O próximo filme a chegar aos cinemas, já em maio, é sobre David Bowie e chama-se "Stardust", mas tem um "senão": não vai ter as suas músicas.

Já se adivinhava que o projeto iria enfrentar dificuldades: quando foi anunciado, no início do ano passado, o filho do artista falecido em 2016, o realizador Duncan Jones, escreveu nas redes sociais que família não tinha cedido os direitos e acrescentou que o público é que tinha de decidir se queria "ver um biopic sem a sua música ou a benção [da família]".

Agora, os produtores, os mesmos do premiado documentário "McQueen", confirmaram ao The Times [acesso condicionado] que a família de David Bowie baniu mesmo o uso do catálogo para o filme sobre a sua primeira visita aos EUA em 1971, viagem que o inspirou para criar o alter-ego Ziggy Stardust.
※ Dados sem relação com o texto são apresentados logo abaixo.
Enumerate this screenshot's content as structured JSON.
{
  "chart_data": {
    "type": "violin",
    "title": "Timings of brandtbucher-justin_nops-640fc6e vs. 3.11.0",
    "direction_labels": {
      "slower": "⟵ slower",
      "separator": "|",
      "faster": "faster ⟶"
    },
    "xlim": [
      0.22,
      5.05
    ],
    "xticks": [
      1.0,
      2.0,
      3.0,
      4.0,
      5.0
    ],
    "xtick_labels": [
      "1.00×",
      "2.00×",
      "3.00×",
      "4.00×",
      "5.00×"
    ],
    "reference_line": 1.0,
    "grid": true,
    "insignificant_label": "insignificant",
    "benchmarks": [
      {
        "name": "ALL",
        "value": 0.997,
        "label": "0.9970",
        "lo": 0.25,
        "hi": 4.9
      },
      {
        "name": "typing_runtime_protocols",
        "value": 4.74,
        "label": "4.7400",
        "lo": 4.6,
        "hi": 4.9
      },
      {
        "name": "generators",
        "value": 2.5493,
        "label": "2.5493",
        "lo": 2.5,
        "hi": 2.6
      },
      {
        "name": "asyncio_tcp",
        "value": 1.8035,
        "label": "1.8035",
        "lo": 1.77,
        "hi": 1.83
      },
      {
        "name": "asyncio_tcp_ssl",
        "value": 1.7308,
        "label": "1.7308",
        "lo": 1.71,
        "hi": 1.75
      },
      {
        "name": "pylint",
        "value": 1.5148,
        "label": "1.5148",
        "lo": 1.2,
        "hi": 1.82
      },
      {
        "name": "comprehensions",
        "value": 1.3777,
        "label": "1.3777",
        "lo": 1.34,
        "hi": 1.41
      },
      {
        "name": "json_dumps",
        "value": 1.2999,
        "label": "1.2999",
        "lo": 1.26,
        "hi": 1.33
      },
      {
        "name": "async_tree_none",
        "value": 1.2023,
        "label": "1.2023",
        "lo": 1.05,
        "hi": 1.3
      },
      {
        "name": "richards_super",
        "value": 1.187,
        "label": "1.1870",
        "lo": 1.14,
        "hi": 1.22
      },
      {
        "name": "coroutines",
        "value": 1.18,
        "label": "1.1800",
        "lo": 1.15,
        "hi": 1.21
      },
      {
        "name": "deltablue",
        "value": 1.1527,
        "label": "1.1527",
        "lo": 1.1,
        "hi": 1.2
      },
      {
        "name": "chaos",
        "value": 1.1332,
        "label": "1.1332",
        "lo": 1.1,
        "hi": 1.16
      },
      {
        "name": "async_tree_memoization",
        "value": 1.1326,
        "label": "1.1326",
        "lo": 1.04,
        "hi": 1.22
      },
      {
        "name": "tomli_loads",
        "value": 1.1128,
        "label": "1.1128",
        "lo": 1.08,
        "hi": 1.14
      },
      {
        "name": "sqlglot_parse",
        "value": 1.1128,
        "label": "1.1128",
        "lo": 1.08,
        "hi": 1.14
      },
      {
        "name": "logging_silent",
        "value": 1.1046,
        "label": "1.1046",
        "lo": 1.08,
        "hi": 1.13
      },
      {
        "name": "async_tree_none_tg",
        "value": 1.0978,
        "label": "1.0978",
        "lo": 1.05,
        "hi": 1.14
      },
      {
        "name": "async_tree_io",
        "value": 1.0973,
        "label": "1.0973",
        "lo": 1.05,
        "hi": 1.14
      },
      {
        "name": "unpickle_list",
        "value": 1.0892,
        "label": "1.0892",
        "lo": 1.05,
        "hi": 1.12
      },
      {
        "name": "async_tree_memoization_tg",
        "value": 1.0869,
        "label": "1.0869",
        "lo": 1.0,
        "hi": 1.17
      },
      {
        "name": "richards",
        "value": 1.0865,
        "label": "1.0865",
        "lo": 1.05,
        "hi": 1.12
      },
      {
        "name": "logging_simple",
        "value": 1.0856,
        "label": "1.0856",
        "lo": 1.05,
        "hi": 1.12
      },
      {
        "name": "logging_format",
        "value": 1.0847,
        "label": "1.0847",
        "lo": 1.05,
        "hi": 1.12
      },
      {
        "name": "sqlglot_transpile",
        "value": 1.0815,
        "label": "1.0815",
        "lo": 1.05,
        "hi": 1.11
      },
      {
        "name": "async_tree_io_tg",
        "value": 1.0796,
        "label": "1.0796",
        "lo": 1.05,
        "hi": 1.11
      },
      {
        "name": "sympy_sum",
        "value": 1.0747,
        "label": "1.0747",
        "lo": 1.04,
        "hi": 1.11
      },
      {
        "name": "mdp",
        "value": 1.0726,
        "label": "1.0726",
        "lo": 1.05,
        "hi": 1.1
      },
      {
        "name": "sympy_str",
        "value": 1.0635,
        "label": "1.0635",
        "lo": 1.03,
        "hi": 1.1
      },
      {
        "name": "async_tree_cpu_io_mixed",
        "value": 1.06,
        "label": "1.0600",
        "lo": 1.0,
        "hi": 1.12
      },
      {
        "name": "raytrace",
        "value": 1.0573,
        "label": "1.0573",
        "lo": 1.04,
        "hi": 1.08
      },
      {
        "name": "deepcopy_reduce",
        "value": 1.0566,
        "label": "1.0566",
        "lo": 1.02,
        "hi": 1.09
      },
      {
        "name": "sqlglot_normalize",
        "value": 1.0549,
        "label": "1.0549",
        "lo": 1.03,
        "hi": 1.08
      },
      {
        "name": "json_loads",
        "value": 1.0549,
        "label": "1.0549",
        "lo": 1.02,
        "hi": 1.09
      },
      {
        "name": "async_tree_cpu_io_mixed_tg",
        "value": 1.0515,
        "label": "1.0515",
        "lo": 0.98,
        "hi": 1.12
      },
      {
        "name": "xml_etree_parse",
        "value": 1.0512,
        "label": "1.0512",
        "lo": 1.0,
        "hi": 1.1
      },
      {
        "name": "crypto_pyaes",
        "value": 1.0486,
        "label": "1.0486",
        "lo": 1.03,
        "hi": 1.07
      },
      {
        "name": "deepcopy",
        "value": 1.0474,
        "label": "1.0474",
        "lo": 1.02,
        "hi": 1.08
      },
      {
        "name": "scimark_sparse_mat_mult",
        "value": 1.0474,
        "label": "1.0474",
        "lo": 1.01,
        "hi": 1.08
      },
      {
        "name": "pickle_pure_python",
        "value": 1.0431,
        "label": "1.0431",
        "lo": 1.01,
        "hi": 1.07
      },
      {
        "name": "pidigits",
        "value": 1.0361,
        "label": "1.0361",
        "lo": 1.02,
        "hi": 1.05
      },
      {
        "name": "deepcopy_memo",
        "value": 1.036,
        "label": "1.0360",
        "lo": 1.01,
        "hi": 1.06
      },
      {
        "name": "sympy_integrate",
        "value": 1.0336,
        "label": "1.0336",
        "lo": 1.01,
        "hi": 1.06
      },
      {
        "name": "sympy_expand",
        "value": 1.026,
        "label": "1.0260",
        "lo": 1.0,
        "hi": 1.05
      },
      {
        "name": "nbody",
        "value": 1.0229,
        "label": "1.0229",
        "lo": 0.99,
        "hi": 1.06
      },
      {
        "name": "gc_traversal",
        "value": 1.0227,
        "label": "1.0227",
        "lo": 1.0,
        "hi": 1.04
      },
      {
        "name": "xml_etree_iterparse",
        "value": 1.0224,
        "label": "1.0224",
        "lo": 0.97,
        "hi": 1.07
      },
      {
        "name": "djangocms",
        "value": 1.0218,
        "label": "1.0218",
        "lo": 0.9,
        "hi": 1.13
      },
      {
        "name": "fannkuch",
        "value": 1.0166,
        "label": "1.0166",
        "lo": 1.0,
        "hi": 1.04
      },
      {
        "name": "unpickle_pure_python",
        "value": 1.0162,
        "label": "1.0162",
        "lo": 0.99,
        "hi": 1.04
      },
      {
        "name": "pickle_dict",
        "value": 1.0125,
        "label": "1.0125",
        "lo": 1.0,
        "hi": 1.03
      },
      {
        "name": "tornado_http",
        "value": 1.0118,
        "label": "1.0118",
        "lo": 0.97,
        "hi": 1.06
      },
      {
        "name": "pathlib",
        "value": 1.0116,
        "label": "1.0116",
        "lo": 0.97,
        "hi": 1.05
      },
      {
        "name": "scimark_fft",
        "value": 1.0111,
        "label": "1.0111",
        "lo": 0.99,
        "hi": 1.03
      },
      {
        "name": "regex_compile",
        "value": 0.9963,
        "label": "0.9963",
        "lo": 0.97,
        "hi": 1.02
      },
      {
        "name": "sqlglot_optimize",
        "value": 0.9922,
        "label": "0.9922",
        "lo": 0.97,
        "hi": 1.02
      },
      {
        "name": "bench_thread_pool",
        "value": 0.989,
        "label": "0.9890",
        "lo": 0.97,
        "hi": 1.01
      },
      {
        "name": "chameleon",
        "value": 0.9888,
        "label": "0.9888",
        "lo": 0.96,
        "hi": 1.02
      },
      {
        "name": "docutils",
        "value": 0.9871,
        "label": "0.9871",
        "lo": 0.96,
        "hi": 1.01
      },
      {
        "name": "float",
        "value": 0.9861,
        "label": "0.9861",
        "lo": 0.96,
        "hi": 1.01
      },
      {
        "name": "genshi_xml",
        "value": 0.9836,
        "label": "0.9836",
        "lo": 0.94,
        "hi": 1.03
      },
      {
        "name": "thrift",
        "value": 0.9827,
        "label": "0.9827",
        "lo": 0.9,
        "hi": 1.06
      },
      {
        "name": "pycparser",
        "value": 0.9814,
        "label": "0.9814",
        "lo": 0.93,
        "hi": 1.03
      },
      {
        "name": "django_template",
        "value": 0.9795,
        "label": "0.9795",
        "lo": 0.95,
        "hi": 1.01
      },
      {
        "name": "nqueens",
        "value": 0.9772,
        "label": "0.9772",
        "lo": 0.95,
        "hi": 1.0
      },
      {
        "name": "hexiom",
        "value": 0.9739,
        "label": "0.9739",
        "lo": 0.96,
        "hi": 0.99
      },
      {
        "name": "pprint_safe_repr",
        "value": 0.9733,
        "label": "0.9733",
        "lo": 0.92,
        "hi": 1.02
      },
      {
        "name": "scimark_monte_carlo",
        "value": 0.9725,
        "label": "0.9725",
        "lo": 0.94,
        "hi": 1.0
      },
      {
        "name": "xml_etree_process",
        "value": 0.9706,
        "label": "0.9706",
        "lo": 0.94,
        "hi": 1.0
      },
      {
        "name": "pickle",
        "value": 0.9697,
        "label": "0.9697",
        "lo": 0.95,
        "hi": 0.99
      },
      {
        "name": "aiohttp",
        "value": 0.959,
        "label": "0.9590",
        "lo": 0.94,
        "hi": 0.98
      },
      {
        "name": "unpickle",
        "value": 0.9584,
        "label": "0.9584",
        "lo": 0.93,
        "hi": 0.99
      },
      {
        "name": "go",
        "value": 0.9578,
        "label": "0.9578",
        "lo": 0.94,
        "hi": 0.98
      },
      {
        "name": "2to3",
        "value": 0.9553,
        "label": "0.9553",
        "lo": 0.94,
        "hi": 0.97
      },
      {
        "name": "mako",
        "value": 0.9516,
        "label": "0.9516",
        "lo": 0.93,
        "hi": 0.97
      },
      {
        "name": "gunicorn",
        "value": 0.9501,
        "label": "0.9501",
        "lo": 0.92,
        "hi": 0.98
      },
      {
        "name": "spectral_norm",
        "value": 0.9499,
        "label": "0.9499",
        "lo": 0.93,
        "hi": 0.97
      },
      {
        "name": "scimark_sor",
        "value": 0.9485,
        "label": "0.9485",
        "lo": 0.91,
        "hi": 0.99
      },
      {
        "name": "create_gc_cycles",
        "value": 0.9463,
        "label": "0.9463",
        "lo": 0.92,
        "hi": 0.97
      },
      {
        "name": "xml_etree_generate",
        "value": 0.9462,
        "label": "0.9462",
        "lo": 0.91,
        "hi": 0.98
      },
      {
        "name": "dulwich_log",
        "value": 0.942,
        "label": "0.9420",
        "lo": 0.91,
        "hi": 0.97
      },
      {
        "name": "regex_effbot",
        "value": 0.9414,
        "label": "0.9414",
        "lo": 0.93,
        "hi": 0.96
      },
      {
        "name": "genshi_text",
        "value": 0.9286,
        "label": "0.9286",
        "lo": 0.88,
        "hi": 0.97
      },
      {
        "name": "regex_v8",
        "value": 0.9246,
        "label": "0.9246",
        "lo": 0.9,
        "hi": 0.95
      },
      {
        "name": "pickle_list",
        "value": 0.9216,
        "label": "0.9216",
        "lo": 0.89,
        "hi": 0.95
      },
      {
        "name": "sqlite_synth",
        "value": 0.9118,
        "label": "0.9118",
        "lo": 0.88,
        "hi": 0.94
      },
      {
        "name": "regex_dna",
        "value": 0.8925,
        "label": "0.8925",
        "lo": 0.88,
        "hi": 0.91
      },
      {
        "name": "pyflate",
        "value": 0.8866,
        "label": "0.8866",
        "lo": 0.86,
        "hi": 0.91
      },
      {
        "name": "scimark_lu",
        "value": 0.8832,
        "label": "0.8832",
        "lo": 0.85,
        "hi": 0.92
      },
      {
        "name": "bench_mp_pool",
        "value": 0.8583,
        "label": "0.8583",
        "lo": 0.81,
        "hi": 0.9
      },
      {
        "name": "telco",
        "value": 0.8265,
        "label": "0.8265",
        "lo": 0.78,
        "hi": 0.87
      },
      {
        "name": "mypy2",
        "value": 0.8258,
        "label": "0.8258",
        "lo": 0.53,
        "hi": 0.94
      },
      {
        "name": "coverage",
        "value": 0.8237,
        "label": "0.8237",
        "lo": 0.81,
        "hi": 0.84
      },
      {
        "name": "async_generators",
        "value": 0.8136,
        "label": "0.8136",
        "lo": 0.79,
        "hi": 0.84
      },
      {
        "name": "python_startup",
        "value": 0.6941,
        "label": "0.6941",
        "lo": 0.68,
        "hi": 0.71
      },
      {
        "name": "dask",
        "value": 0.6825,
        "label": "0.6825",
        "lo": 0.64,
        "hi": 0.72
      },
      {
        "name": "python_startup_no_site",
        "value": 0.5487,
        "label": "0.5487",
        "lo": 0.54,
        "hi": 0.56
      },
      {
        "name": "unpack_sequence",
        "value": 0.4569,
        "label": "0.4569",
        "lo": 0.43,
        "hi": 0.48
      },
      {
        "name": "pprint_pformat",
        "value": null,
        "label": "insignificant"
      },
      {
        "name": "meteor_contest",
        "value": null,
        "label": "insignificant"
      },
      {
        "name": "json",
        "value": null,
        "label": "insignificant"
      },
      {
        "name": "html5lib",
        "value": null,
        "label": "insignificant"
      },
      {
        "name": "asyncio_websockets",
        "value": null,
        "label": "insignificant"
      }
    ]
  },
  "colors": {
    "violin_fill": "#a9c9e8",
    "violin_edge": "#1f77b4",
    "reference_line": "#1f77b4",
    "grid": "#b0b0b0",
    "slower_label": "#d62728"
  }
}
O produtor Paul Van Carter acrescentou ao jornal que a proibição tinha a vantagem de permitir que "Stardust" seja um "drama independente [vocacionado para nichos de mercado] e não um álbum dos maiores êxitos".

No mesmo sentido vai o intérprete do jovem Bowie, o ator e cantor Johnny Flynn, conhecido por ter contracenado com Anne Hathaway em "A Canção de Uma Vida" (2014) e as séries "Lovesick" e " Genius".

Em entrevista separada ao mesmo jornal, garantiu que nem sequer fazia sentido usar as músicas icónicas: "A intenção era fazer um filme para o qual a música quase seria um entrave. Trata-se de uma fase invulgar da sua vida".

"Para contar essa história, teria sido prejudicial usar as músicas que as pessoas reconhecem. Ele estava a fazer 'covers'. Ele interpretava Jacques Brel e temos os direitos dessas canções", acrescentou.

"Stardust" está comprado para Portugal e aguarda data de estreia.